Before Project Baby Bear, healthcare providers did not reimburse hospitals for genome sequencing. Now, Medi-Cal in California (with 12 million enrollees) and other insurers cover the tests and procedures.

That said, more work is needed to help precision medicine, especially in pediatrics, fulfill its promise.

To start, we must improve how we manage the mountains of data that precision medicine creates. At Valley Children’s Hospital, we are obtaining genetic testing data in digital format and combining it with demographic data to generate a genetic disorder database that includes all genetic disorders within our catchment area. We hope to have this project completed in our facility by the end of the year and for others to follow.

Another area that we, as medical professionals, should focus on is education.

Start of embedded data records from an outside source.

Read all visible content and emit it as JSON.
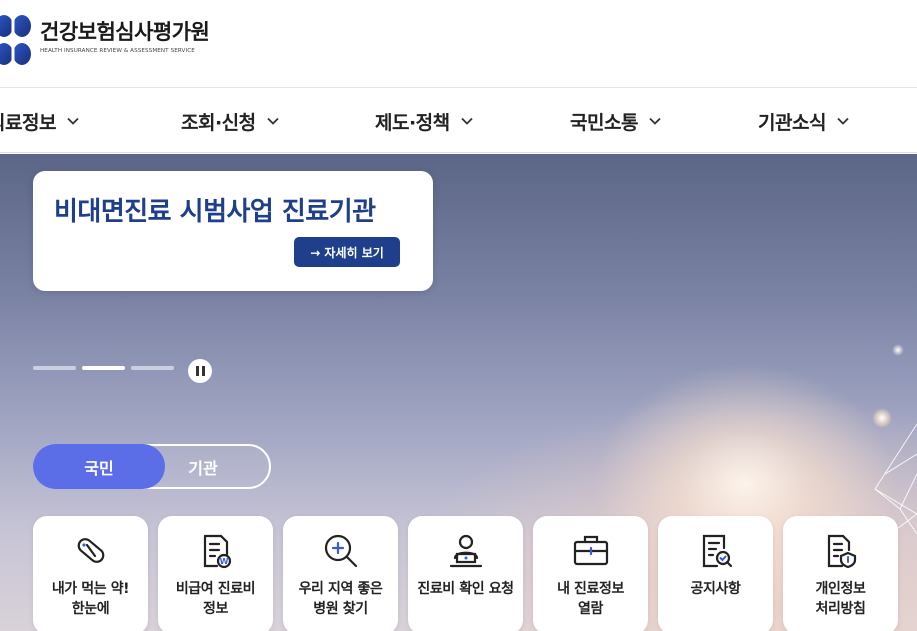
{
  "header": {
    "logo_ko": "건강보험심사평가원",
    "logo_en": "HEALTH INSURANCE REVIEW & ASSESSMENT SERVICE"
  },
  "nav": {
    "items": [
      {
        "label": "의료정보"
      },
      {
        "label": "조회·신청"
      },
      {
        "label": "제도·정책"
      },
      {
        "label": "국민소통"
      },
      {
        "label": "기관소식"
      }
    ]
  },
  "hero": {
    "slide_title": "비대면진료 시범사업 진료기관",
    "more_label": "→ 자세히 보기",
    "slide_count": 3,
    "active_slide": 2
  },
  "toggle": {
    "active": "국민",
    "inactive": "기관"
  },
  "quick_menu": [
    {
      "label": "내가 먹는 약!\n한눈에",
      "icon": "pill-icon"
    },
    {
      "label": "비급여 진료비\n정보",
      "icon": "document-won-icon"
    },
    {
      "label": "우리 지역 좋은\n병원 찾기",
      "icon": "search-plus-icon"
    },
    {
      "label": "진료비 확인 요청",
      "icon": "person-laptop-icon"
    },
    {
      "label": "내 진료정보\n열람",
      "icon": "briefcase-icon"
    },
    {
      "label": "공지사항",
      "icon": "document-search-icon"
    },
    {
      "label": "개인정보\n처리방침",
      "icon": "document-shield-icon"
    }
  ],
  "colors": {
    "brand_navy": "#1f3f8c",
    "toggle_active": "#5b6ee8"
  }
}
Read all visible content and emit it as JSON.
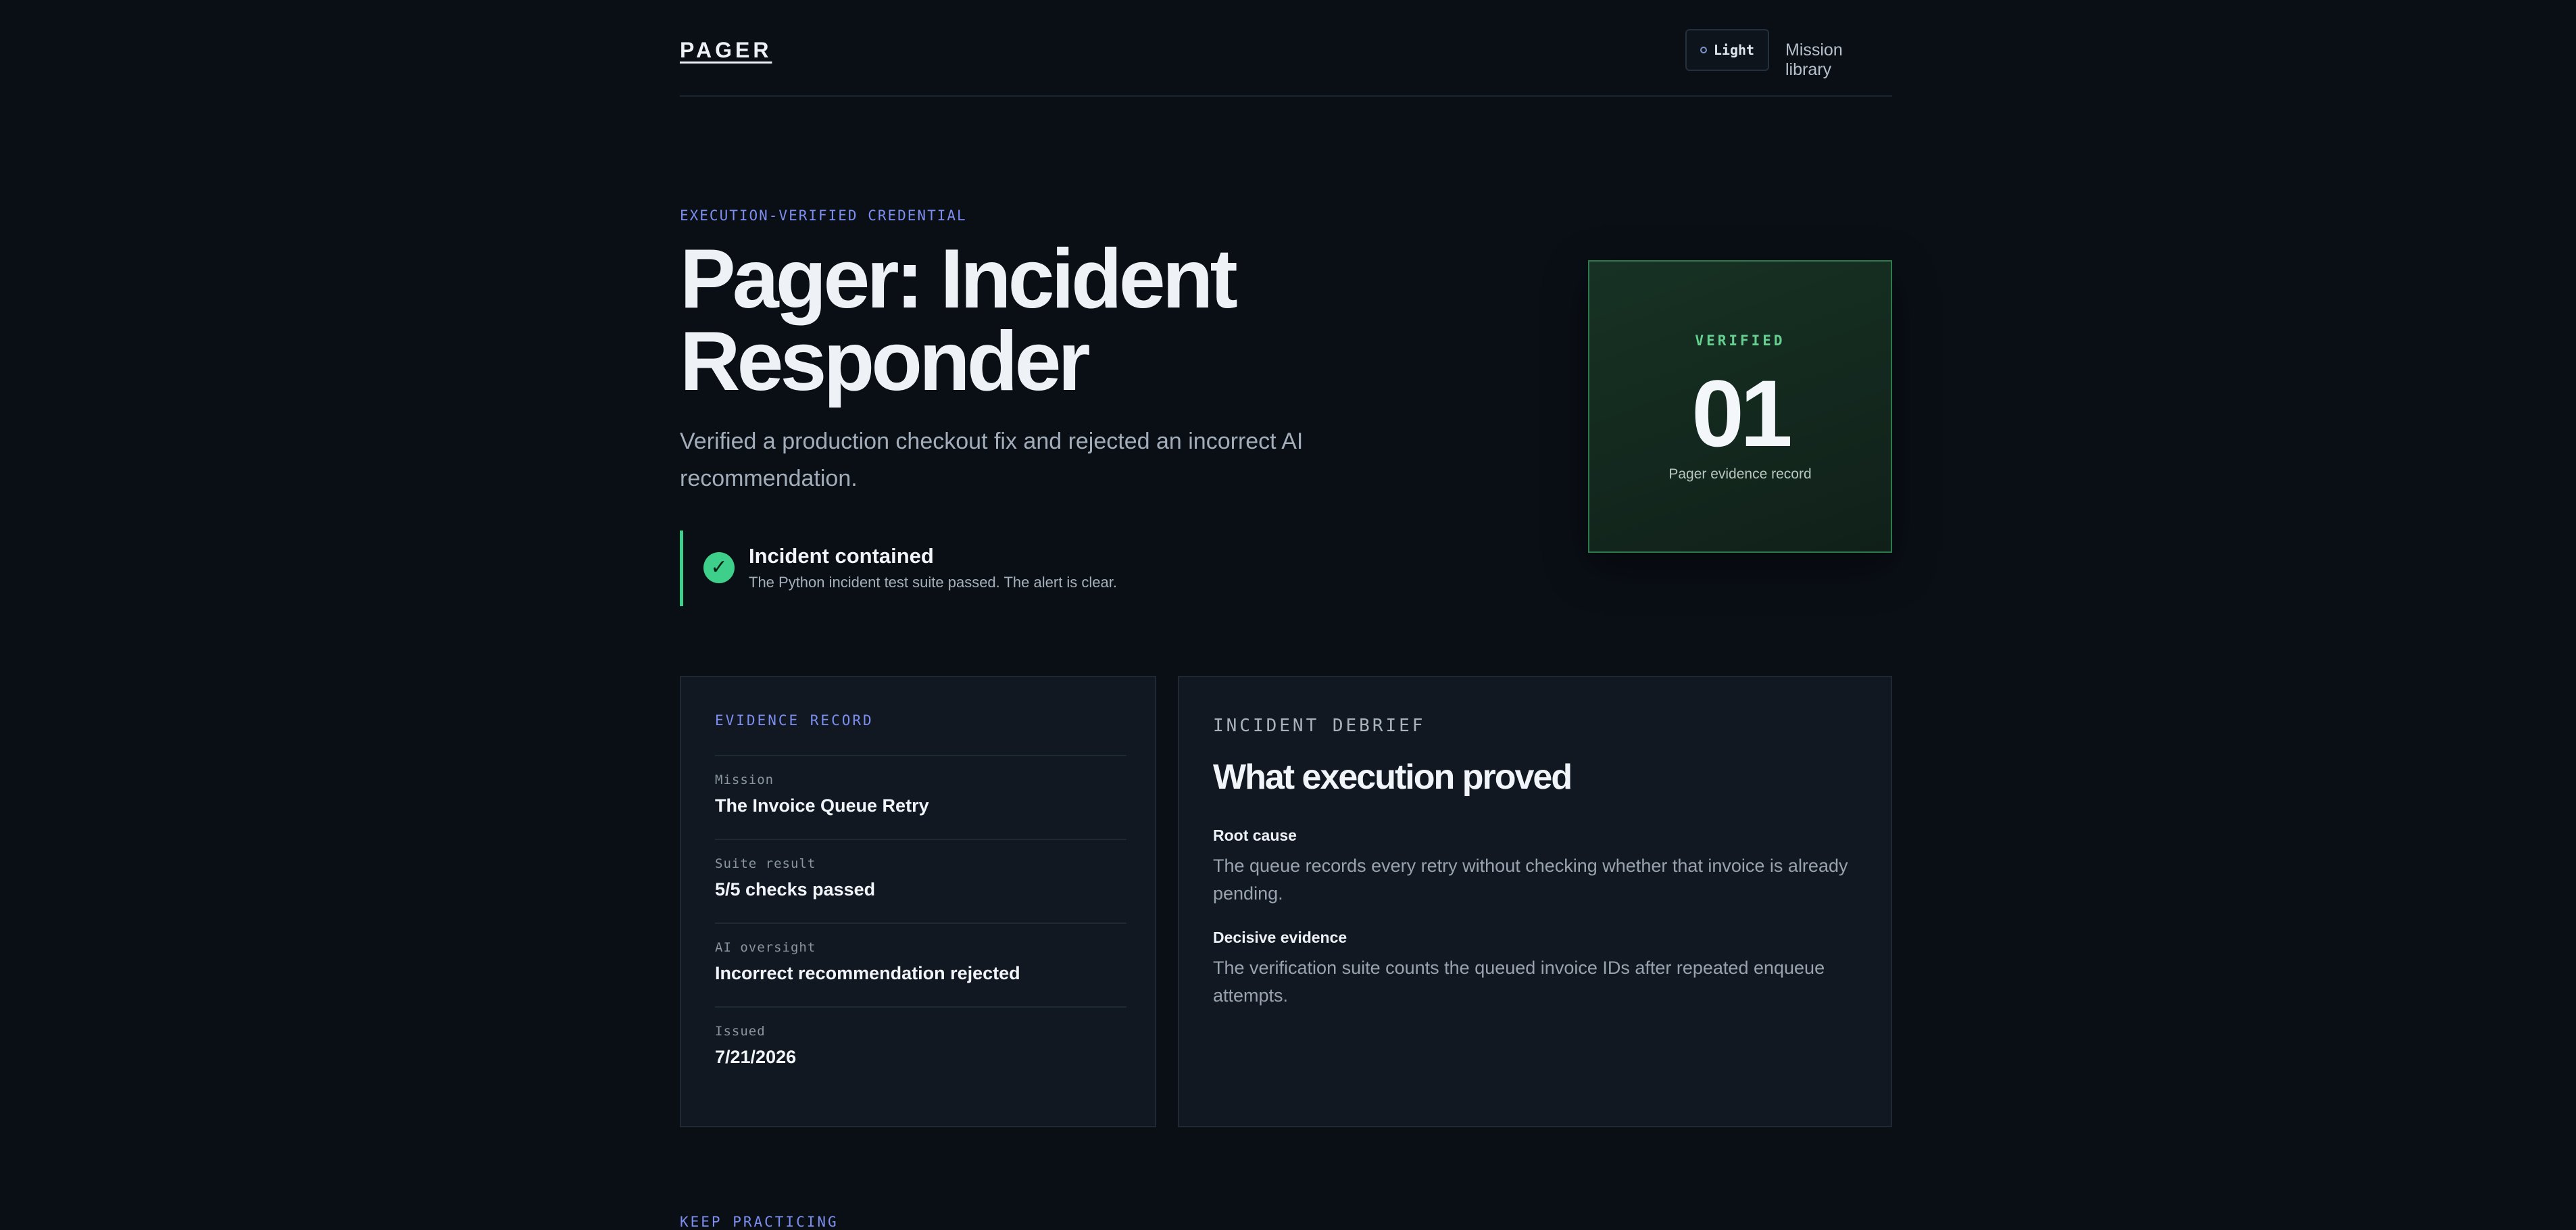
{
  "header": {
    "logo": "PAGER",
    "theme_toggle_label": "Light",
    "nav_link": "Mission library"
  },
  "hero": {
    "eyebrow": "EXECUTION-VERIFIED CREDENTIAL",
    "title_line1": "Pager: Incident",
    "title_line2": "Responder",
    "subtitle": "Verified a production checkout fix and rejected an incorrect AI recommendation.",
    "callout": {
      "icon": "check-icon",
      "title": "Incident contained",
      "description": "The Python incident test suite passed. The alert is clear."
    }
  },
  "badge": {
    "label": "VERIFIED",
    "number": "01",
    "caption": "Pager evidence record"
  },
  "evidence_record": {
    "title": "EVIDENCE RECORD",
    "rows": [
      {
        "label": "Mission",
        "value": "The Invoice Queue Retry"
      },
      {
        "label": "Suite result",
        "value": "5/5 checks passed"
      },
      {
        "label": "AI oversight",
        "value": "Incorrect recommendation rejected"
      },
      {
        "label": "Issued",
        "value": "7/21/2026"
      }
    ]
  },
  "debrief": {
    "eyebrow": "INCIDENT DEBRIEF",
    "title": "What execution proved",
    "sections": [
      {
        "heading": "Root cause",
        "body": "The queue records every retry without checking whether that invoice is already pending."
      },
      {
        "heading": "Decisive evidence",
        "body": "The verification suite counts the queued invoice IDs after repeated enqueue attempts."
      }
    ]
  },
  "footer": {
    "keep_practicing": "KEEP PRACTICING"
  },
  "colors": {
    "background": "#0a0f16",
    "accent": "#7c8ef0",
    "success": "#3ed08a",
    "card": "#111821"
  }
}
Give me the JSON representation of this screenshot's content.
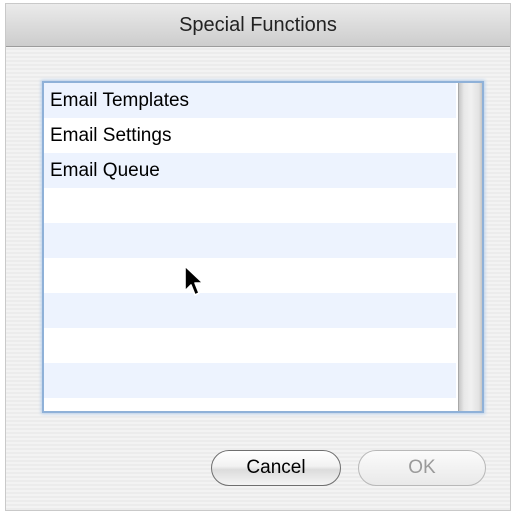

It is challenging for those of us with experience to keep up with advances, but it is even more difficult for an untrained subspecialist to properly understand and interpret genetic testing. The solution? Let’s try to incorporate genetic counselors into leadership roles to manage the education of their specific department. It’s a simple way to save on lab testing costs.

Finally, to fulfill the promise of precision medicine, we must master and overcome the complexities of the technology. Let’s develop programs that help us protect data, along with best practice notices that automatically populate the electronic health record to help doctors manage patients in the use of genomic information.

I am optimistic about where precision medicine is and where the discipline is headed. It’s not every day that something comes along that has the potential to cut the Gordian knot of increasing patient complexity and rising healthcare costs. Precision medicine is just that, and we owe it to our patients and our practices to continue moving forward and deliver on its promise.

Jeremy Woods, MD, is director of precision medicine at Valley Children’s Healthcare in Madera, California.